DeepAqua

Objective
The main purpose of the DeepAqua project is to quantify the changes in surface water over time. We want to create a real-time monitoring system of changes in water bodies by combining remote sensing technologies, including optical and radar imagery, with deep learning techniques to perform computer vision and transfer learning. Employing this innovative strategy will allow us to calculate the water extent and level dynamics with unprecedented accuracy and response time speed. This approach offers a practical solution for monitoring water extent and level dynamics, making it highly adaptable and scalable for water conservation efforts.

Background
Climate change presents one of the most formidable challenges to humanity. In the current year, we have witnessed unprecedented heatwaves, extreme floods, an increasing scarcity of water in various regions, and a troubling surge in the global extinction of species. Halting the advance of climate change necessitates the preservation of our existing water resources. However, recent advancements in remote sensing technology have yielded a wealth of high-quality data, opening up new avenues for researchers to leverage deep learning (DL) techniques in water detection. DL is a machine learning methodology that consistently outperforms traditional approaches across diverse domains, including computer vision, object recognition, machine translation, and audio processing.
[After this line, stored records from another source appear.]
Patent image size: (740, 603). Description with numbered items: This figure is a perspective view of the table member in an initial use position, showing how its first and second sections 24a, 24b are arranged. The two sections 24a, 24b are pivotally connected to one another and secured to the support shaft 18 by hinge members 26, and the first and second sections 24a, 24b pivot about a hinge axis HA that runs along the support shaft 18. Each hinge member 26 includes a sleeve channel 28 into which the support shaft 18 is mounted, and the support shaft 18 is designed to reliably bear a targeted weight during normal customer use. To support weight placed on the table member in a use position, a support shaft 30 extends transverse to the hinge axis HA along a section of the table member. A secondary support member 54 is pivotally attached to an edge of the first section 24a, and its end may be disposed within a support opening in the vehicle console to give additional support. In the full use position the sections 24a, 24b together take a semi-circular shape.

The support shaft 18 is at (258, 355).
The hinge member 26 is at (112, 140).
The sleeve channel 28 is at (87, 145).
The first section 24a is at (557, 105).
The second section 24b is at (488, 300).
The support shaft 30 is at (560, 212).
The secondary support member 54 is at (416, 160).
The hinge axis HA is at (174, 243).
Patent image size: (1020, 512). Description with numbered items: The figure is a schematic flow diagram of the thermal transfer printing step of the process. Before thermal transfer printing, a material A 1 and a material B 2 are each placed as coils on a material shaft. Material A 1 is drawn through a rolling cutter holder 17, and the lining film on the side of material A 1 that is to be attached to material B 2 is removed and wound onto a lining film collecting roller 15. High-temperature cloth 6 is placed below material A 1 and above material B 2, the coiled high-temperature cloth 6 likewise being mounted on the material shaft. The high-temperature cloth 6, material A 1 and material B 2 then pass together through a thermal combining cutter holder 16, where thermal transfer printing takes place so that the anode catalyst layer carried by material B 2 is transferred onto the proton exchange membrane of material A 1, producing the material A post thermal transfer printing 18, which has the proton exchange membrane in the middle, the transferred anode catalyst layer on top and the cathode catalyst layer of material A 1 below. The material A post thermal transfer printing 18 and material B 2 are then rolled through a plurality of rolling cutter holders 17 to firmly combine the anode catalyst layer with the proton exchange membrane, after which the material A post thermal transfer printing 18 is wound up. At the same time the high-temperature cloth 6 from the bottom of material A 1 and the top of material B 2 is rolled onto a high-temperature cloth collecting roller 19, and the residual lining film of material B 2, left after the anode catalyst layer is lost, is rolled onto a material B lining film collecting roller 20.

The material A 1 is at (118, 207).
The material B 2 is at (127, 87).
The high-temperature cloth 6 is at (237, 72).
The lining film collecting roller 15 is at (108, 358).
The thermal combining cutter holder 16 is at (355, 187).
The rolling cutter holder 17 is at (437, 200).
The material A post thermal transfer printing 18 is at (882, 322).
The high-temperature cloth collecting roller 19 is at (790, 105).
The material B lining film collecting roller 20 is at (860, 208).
This project, named DeepAqua, seeks to enhance our understanding of surface water dynamics and their response to environmental changes by developing innovative DL architectures, such as Convolutional Neural Networks (CNN) and Transformers, designed specifically for the semantic segmentation of water-related images. It is worth noting that many DL models depend on substantial amounts of ground truth data, which can be costly to obtain. Our previous findings suggest that we can train a CNN using water masks based on the Normalized Difference Water Index (NDWI) to detect water in Synthetic Aperture Radar (SAR) imagery without the need for manual annotation. This breakthrough promises to have a significant impact on water monitoring since generating data based on NDWI masks is virtually cost-free compared to traditional methods involving fieldwork data collection and manual annotation.

Crossdisciplinary collaboration
The researchers in the team represent the Division for Water and Environmental Engineering (SEED/ABE), the Division of Software and Computer Systems (CS/EECS), KTH, and Stockholm University.